In a 2017 collaboration among multiple American and European COPD research groups, we assessed the reproducibility of multiple clustering approaches and PCA in ten independent cohorts. This project remains one of my favorites, because the result was surprising and important. The published paper is fairly dense and complex, so the point here is to distill the essentials from that work. The primary goal of the project was to discover clusters that were replicable across all of our participating cohorts. For the clustering methods, we used the approaches described by Horvath and Langfelder, which are extensions of k-mediods and hierarchical clustering.
Since the choice of clustering parameters is often critical for the final results, we systematically varied k, minimum cluster size, and other more complex parameters for pruning the resulting hierarchical trees. This resulted in 23 clustering solutions within each of the 10 cohorts. The next challenge was how to compare these clustering results across studies. To do this, we built supervised prediction models in each dataset to predict the cluster membership for each of its 23 clustering results. These predictive models were then shared between the groups to “transfer” clusters from one cohort to another. This allowed for all of the 230 (23 solutions x 10 cohorts) clustering solutions to be compared within each cohort. The schematic of this workflow is shown below.

So what did we find when we compared these clustering results? A disappointingly low level of reproducibility. To give a specific example of what reproducibility means here, imagine that we generated two clustering results using the exact same methods, variables, and parameter settings in the two COPD cohorts, COPDGene and ECLIPSE. In each cohort then, we have an “original” clustering result, that looks like this.

In each cohort, we then build a predictive model to predict cluster membership. We trade models between groups, and we end up with the ECLIPSE clusters in COPDGene and vice versa. So now the cluster assignments look like this.
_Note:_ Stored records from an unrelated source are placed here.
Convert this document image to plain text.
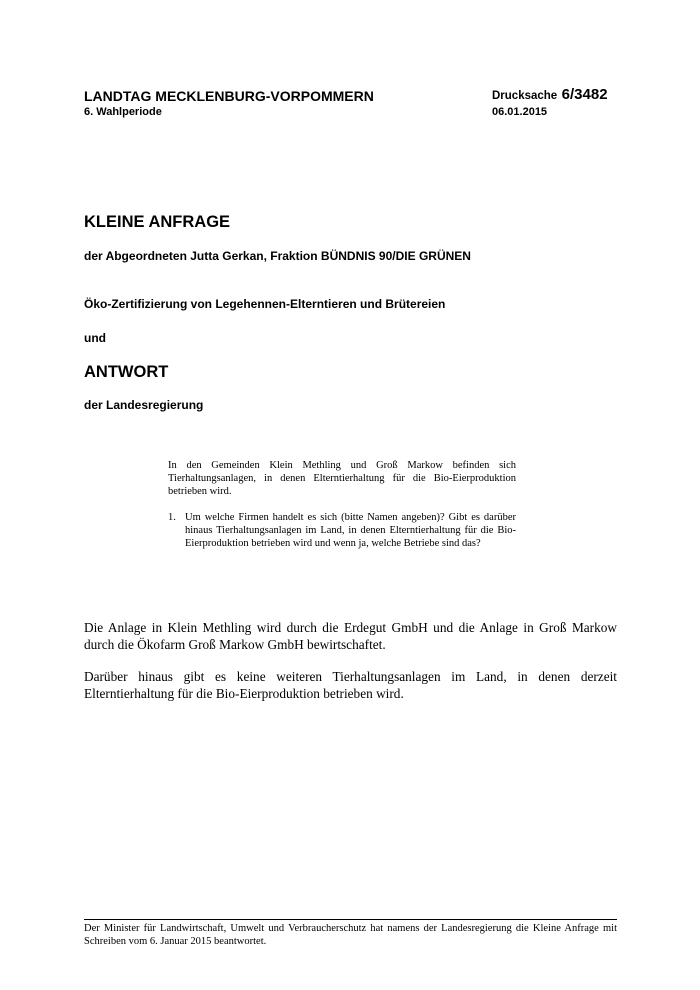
LANDTAG MECKLENBURG-VORPOMMERN
6. Wahlperiode
Drucksache 6/3482
06.01.2015
KLEINE ANFRAGE
der Abgeordneten Jutta Gerkan, Fraktion BÜNDNIS 90/DIE GRÜNEN
Öko-Zertifizierung von Legehennen-Elterntieren und Brütereien
und
ANTWORT
der Landesregierung

In den Gemeinden Klein Methling und Groß Markow befinden sich Tierhaltungsanlagen, in denen Elterntierhaltung für die Bio-Eierproduktion betrieben wird.

1. Um welche Firmen handelt es sich (bitte Namen angeben)? Gibt es darüber hinaus Tierhaltungsanlagen im Land, in denen Elterntierhaltung für die Bio-Eierproduktion betrieben wird und wenn ja, welche Betriebe sind das?
Die Anlage in Klein Methling wird durch die Erdegut GmbH und die Anlage in Groß Markow durch die Ökofarm Groß Markow GmbH bewirtschaftet.
Darüber hinaus gibt es keine weiteren Tierhaltungsanlagen im Land, in denen derzeit Elterntierhaltung für die Bio-Eierproduktion betrieben wird.
Der Minister für Landwirtschaft, Umwelt und Verbraucherschutz hat namens der Landesregierung die Kleine Anfrage mit Schreiben vom 6. Januar 2015 beantwortet.
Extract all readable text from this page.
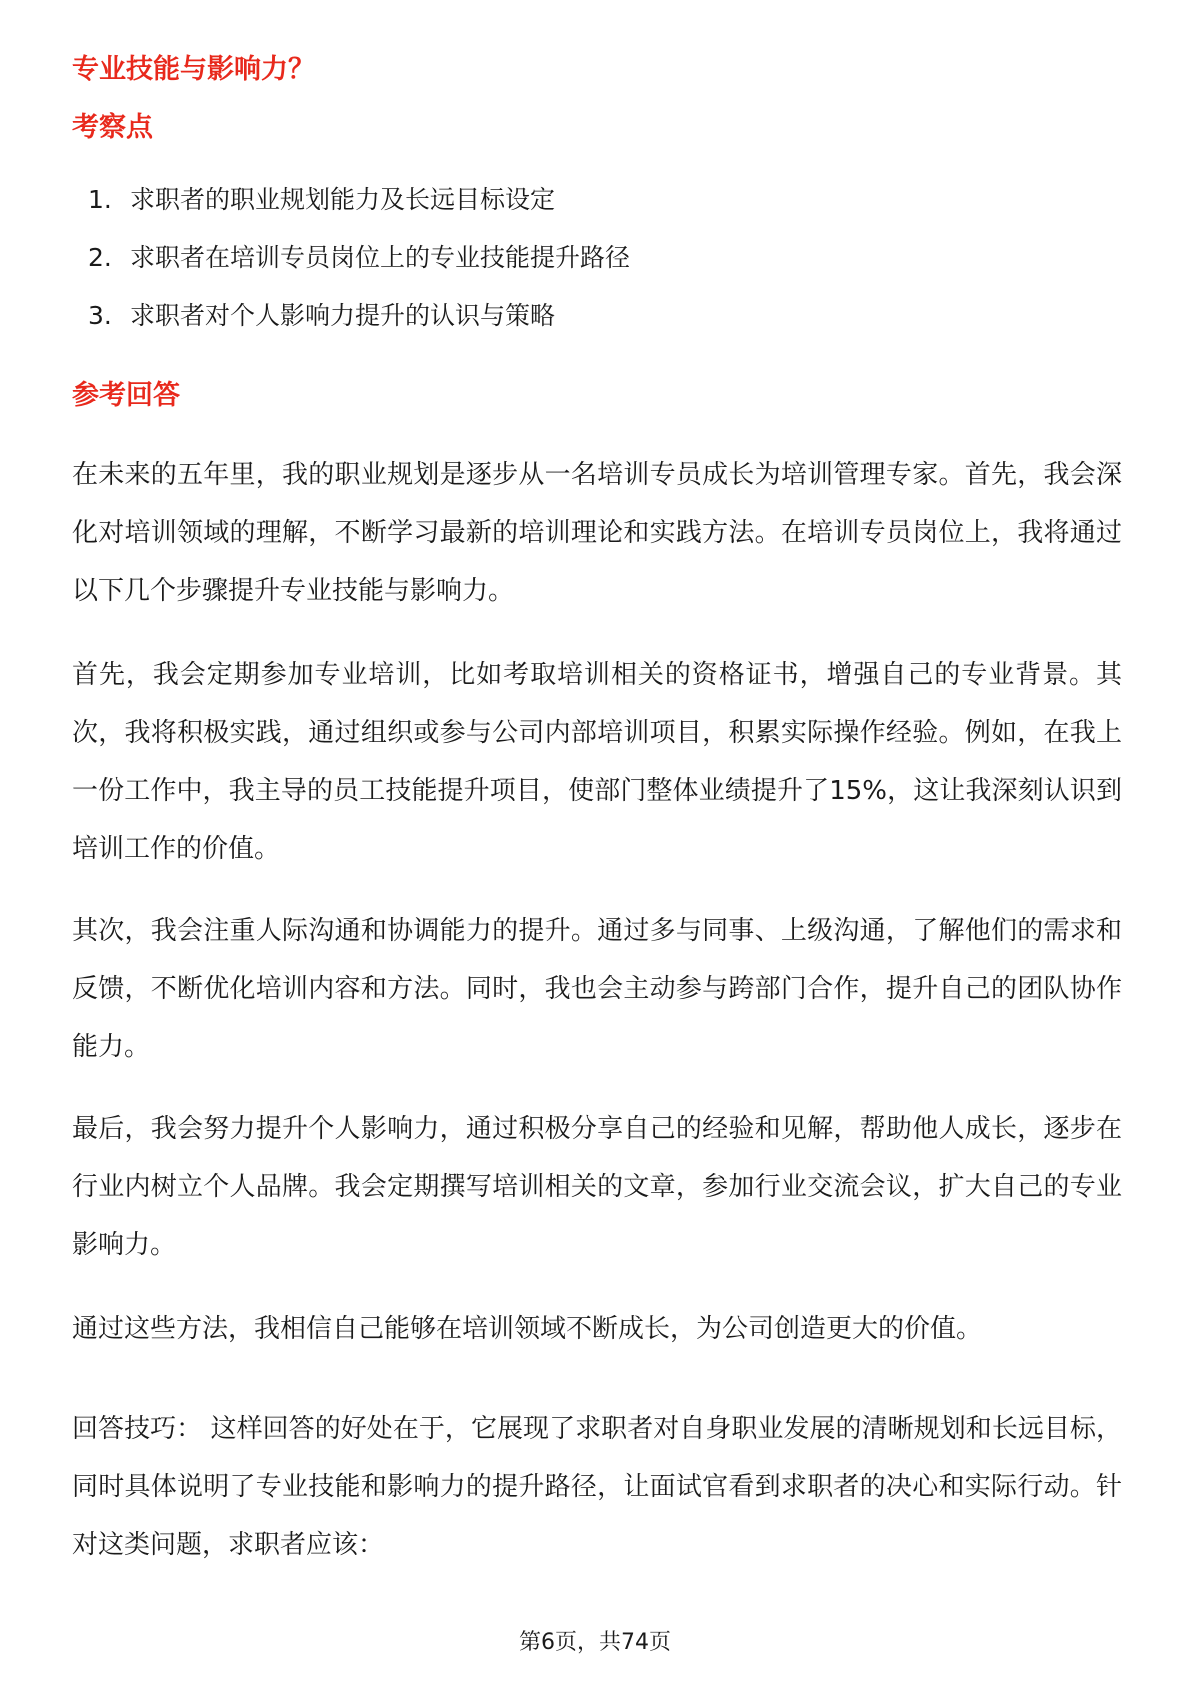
专业技能与影响力？
考察点
1. 求职者的职业规划能力及长远目标设定
2. 求职者在培训专员岗位上的专业技能提升路径
3. 求职者对个人影响力提升的认识与策略
参考回答

在未来的五年里，我的职业规划是逐步从一名培训专员成长为培训管理专家。首先，我会深化对培训领域的理解，不断学习最新的培训理论和实践方法。在培训专员岗位上，我将通过以下几个步骤提升专业技能与影响力。

首先，我会定期参加专业培训，比如考取培训相关的资格证书，增强自己的专业背景。其次，我将积极实践，通过组织或参与公司内部培训项目，积累实际操作经验。例如，在我上一份工作中，我主导的员工技能提升项目，使部门整体业绩提升了15%，这让我深刻认识到培训工作的价值。

其次，我会注重人际沟通和协调能力的提升。通过多与同事、上级沟通，了解他们的需求和反馈，不断优化培训内容和方法。同时，我也会主动参与跨部门合作，提升自己的团队协作能力。

最后，我会努力提升个人影响力，通过积极分享自己的经验和见解，帮助他人成长，逐步在行业内树立个人品牌。我会定期撰写培训相关的文章，参加行业交流会议，扩大自己的专业影响力。

通过这些方法，我相信自己能够在培训领域不断成长，为公司创造更大的价值。

回答技巧： 这样回答的好处在于，它展现了求职者对自身职业发展的清晰规划和长远目标，同时具体说明了专业技能和影响力的提升路径，让面试官看到求职者的决心和实际行动。针对这类问题，求职者应该：

第6页，共74页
So, using the same subjects in each cohort, we can now look at the concordance between cluster assignments. If you consider things from the point of view of just one cohort, you now have the 23 original solutions from that cohort, as well as 23 x 9 = 207 transferred solutions from the 9 other cohorts. For each original solution, you could then compare it to its 9 exact matches from the other cohorts, or you could just compare it to every single transferred clustering solution to look for the best match. As our metric of similarity we used normalized mutual information (NMI), which gives a value of 1 for a perfect match and a value of 0 for completely independent solutions (some potential limitations of NMI are mentioned here). In our analysis we did the comparison both ways, and no matter how we looked at it the results were a bit disappointing. You can see the distribution of NMI values for each of the participating cohorts here.

To sum this up:
- median NMI is almost always below 0.5. Not great agreement.
- We divided clustering methods into groups, and the red group always has higher NMI values (groups described below).
- Most cohorts have a handful of very reproducible solutions. But when we compared the high NMI solutions across all cohorts they were inconsistent (i.e. different number of clusters, no consistent high NMI performer across all cohorts).
The blue, green, and red bars indicate the three different general classes of clustering that were used. Blue = k-medioid clusters. Green and Red = hierarchical clustering. Importantly, on the red group of clustering solutions had the option of defining subjects as “unclusterable.” Thus, only the red methods have the option of saying, “I refuse to cluster some proportion of the subjects in this dataset.” For the details of these clustering methods you can refer to the brief paper by Langfelder and follow the citation trail as far as you want.
So if the clustering reproducibility isn’t great, the first three explanations that come to mind are as follows:
- the algorithms stink (probably not the case since these have been shown to work with other kinds of data)
- the cohorts are just very different from each other
- the cohorts are similar, but there aren’t any clusters
The correct answer seems to be the third one – the cohorts are actually fairly similar, but the process of defining clusters is what is not reproducible. The observation that supports this is that, when we calculated principal components from the same data used for clustering, the principal components were extremely similar. Here are the variable loadings for the first four PCs in each of the participating cohorts.

So, bad clusters, good PCs. The most natural conclusion is that the cohorts are in fact very similar, and more specifically the covariance structure of these variables is very consistent across cohorts. But the clustering partitions in these cohorts are not reproducible, probably because there is no “good” place to draw dividing lines in these data. The take home message is that we should probably focus first on PC-like continuous dimensions of variability (disease axes) rather than jumping immediately to clustering algorithms.